The bank is “seeing some deterioration” in its portfolio of office loans, but elsewhere “impairment levels continue to be strong,” Chief Financial Officer Hratch Panossian said in an interview.

After Canada’s six biggest banks spent months underperforming the wider market, expectations were low going into earnings season thanks especially to expenses, stressed consumers and higher interest rates around the world. Mihelic cited gloomy capital markets and a lack of deals when he cut his profit forecasts for CIBC and its rivals earlier this month.

It has been a relatively dour time for Canadian banking.
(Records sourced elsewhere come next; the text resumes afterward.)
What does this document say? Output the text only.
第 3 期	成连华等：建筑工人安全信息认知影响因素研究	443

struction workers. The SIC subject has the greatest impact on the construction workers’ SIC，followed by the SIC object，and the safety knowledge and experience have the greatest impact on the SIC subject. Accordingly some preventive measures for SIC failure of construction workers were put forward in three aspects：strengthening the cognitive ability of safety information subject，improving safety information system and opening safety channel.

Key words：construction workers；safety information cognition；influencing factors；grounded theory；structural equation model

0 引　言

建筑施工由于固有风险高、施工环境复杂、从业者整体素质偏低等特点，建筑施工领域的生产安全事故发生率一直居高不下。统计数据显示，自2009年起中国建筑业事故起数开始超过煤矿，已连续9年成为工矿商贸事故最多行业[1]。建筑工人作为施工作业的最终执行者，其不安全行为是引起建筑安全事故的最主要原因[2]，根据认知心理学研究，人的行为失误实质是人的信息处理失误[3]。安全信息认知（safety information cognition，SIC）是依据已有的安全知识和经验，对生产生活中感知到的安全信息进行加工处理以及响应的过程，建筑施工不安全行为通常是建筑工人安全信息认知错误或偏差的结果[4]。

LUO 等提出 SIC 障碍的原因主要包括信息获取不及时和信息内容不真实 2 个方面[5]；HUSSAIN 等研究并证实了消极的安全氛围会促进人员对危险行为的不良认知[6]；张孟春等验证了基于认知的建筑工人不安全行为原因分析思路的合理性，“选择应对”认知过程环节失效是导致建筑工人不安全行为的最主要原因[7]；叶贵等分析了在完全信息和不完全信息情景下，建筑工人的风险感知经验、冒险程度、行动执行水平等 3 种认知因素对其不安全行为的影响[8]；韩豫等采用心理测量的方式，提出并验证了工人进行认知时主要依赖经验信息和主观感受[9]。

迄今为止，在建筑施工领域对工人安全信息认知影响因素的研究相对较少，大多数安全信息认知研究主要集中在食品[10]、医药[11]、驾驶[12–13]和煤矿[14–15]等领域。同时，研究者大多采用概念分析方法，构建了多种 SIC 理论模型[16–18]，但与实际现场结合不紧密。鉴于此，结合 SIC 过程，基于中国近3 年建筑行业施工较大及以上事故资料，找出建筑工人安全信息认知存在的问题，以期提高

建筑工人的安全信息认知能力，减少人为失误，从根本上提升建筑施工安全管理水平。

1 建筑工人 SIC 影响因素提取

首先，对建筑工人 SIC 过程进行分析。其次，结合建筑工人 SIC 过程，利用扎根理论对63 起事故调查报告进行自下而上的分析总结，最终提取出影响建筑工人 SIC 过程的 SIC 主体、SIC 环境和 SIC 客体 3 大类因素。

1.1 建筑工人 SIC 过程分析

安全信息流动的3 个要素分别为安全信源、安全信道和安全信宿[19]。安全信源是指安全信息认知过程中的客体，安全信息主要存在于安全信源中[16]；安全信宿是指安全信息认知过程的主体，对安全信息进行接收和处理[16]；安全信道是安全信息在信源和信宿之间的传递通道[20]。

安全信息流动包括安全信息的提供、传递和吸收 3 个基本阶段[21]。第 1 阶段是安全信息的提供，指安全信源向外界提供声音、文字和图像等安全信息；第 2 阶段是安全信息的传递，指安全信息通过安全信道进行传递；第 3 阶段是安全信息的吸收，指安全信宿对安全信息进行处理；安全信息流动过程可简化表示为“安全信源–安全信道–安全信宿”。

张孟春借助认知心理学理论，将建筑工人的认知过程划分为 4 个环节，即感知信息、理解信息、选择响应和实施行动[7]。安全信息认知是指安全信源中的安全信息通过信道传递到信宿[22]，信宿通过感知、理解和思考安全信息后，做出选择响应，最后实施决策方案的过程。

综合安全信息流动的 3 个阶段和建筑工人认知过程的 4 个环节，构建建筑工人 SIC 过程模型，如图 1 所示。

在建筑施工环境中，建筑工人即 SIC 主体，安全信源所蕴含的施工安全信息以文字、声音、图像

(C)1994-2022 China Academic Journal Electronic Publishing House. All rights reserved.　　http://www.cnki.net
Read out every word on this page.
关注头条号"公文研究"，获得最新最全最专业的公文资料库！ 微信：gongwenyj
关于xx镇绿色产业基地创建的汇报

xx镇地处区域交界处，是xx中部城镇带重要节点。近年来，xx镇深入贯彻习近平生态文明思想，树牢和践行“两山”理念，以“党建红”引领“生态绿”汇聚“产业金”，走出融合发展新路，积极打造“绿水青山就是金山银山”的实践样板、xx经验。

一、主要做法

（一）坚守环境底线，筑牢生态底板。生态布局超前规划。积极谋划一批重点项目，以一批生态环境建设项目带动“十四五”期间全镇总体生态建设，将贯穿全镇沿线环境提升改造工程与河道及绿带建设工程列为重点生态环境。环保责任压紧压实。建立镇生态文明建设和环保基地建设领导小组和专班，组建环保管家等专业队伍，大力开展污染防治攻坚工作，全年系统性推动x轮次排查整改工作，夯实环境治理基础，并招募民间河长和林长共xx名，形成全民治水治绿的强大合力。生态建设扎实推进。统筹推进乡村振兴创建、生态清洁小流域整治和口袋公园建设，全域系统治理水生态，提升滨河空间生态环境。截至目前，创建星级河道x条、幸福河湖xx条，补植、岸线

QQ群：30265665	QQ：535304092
Royal Bank of Canada, the country’s biggest lender, said last week it would cut as much as 2% of its staff after surging expenses dinged results.

Canadian officials have been looking closely at the country’s finance industry. In June, the national banking regulator set higher capital requirements on its largest lenders for the second time in about six months, a signal that it’s concerned about risk. When the announcement was made, CIBC was the closest of the country’s six biggest banks to the new regulatory minimum.

Higher interest rates have been a mixed bag for the banking industry. They’ve boosted lending revenue, while raising the chance that borrowers might face trouble.

What Bloomberg Intelligence Says:

“The jump in CIBC’s 3Q loan-loss provisions (PCL) has a negative warning for the coming quarters, even as peers have shown gradual reserving.”

— Paul Gulberg, senior industry analyst, and Ethan L. Kaye, senior associate analyst

At CIBC, third-quarter net income slumped 14% from a year earlier to C$1.43 billion, or C$1.47 a share. Net interest income — generally the difference between what banks earn from loans and how much they pay depositors — totaled C$3.24 billion, unchanged from a year earlier.

The bank is aiming to “grow our earnings in an environment where revenues are slowing and credit losses are normalizing,” Panossian added. “There is uncertainty out there. What we’re trying to do is stick to our strategy.”

(Updates with CFO comments in fifth, last paragraphs, share price in fourth.)